Conceptualizing culture in (global) mental health: Lessons from an urban American Indian behavioral health clinic.

Soc Sci Med

Department of Anthropology, Harvard University, Cambridge, MA, USA; Department of Global Health and Social Medicine, Harvard Medical School, Boston, MA, USA.

Published: May 2022

The movement for global mental health (GMH) has brought perennial questions about human diversity in mental health to the fore through heightened debates over if and how established knowledge, institutions, and practices should be altered for ethical and effective interventions with diverse peoples around the world. Kirmayer and Pedersen (2014) encouraged dialogue between GMH scholars and communities considered for intervention to address differences and concerns about colonialism. American Indian mental health offers an instructive site for global mental health inquiry to understand frameworks that might facilitate this desired dialogue. Here, we draw from a clinical ethnography in urban American Indian behavioral health conducted between September 2014 and February 2015 to glean insights into a popular response to these differences: Incorporating Indigenous cultural forms into clinical practice. Our findings highlight a predicament this response presents to mental health professionals. They can either eschew their clinical training and its cultural assumptions to take up new lives enabling their representation of Indigenous cultural forms, or they can hold onto their professional training and modify what is clinically familiar to appear culturally different. Rather than a purposeful decision, in the clinic contextual factors-tacit assumptions, clinic structures, and popular culture concepts-powerfully shaped clinical practice and reconfigured Indigenous cultural forms to support familiar clinical processes (e.g., treatment-planning).

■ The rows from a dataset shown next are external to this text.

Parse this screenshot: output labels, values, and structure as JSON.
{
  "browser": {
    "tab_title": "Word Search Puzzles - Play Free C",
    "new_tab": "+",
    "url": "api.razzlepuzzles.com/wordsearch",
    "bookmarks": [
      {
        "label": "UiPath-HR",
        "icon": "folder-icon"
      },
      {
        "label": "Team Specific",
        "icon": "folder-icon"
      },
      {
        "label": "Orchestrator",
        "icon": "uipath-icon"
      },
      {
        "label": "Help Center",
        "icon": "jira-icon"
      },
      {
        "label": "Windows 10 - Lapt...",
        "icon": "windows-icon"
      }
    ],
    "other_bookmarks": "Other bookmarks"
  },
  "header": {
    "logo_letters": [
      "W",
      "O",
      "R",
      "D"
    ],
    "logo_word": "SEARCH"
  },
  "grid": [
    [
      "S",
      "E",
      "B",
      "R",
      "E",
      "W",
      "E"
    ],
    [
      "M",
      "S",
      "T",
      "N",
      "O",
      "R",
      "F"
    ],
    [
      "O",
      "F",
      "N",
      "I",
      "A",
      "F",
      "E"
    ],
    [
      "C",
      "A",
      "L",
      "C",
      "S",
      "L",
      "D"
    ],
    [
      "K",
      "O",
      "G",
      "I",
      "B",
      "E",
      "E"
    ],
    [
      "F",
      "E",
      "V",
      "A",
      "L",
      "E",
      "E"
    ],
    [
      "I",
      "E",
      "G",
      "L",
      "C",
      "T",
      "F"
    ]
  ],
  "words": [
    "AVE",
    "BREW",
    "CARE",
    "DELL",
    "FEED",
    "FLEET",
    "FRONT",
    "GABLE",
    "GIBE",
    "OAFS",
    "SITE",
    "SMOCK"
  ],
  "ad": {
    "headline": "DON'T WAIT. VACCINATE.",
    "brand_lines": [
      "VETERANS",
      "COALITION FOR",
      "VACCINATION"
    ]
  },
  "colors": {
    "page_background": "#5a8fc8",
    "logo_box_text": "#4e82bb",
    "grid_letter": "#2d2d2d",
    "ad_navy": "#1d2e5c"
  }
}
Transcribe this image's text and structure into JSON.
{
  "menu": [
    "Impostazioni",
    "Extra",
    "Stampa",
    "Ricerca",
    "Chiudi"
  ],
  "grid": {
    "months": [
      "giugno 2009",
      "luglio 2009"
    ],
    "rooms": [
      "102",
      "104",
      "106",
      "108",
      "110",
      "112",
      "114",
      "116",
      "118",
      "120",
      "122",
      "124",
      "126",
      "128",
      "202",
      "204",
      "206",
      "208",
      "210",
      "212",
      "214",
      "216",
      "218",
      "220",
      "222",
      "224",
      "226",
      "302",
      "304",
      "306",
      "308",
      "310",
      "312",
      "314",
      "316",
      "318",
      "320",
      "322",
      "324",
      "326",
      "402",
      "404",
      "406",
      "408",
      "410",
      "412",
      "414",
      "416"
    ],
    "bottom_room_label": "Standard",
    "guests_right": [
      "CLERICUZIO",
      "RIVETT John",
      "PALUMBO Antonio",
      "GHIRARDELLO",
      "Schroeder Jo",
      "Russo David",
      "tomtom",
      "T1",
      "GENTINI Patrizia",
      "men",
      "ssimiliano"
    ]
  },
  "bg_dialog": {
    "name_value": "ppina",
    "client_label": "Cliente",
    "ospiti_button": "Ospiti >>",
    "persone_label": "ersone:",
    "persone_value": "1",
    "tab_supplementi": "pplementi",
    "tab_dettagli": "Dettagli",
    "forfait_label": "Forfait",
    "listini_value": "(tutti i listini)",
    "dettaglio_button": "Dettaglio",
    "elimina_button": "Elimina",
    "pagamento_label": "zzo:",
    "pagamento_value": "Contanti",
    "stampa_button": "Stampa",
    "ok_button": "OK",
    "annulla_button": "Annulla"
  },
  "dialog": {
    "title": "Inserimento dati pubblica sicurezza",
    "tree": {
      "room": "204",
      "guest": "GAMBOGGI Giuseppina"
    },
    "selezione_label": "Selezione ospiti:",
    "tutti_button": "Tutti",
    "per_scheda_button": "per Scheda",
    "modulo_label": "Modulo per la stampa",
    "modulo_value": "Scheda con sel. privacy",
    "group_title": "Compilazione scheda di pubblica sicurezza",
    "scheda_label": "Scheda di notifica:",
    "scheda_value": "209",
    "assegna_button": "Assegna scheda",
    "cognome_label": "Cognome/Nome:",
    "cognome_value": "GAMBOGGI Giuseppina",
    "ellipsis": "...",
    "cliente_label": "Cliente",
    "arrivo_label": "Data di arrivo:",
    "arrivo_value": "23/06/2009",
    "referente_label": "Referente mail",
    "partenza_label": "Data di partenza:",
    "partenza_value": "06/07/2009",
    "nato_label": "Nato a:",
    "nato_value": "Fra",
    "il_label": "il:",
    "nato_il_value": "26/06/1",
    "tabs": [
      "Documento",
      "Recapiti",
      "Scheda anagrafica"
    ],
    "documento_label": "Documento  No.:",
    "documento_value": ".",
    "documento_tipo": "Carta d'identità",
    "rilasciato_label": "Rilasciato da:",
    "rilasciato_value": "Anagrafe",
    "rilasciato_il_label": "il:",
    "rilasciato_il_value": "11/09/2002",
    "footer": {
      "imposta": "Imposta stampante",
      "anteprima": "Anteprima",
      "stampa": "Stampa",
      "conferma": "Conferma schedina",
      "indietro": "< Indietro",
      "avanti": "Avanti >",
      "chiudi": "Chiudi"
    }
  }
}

Although potentially therapeutic, culturally repackaged mental health practices are not the therapeutic alternatives called for by many Indigenous communities, and when advertised as such, risk harmful appropriations and misleading reticent people into participating in culturally prescriptive interventions. Lessons for global mental health point away from incorporating Indigenous cultural forms into clinical practice, which is likely to result in cultural repackaging, toward ethnographically-informed dialogue of differences to inform models for medical and epistemic pluralism providing interested communities more culturally commensurate mental health services alongside well-supported Indigenous therapeutic alternatives.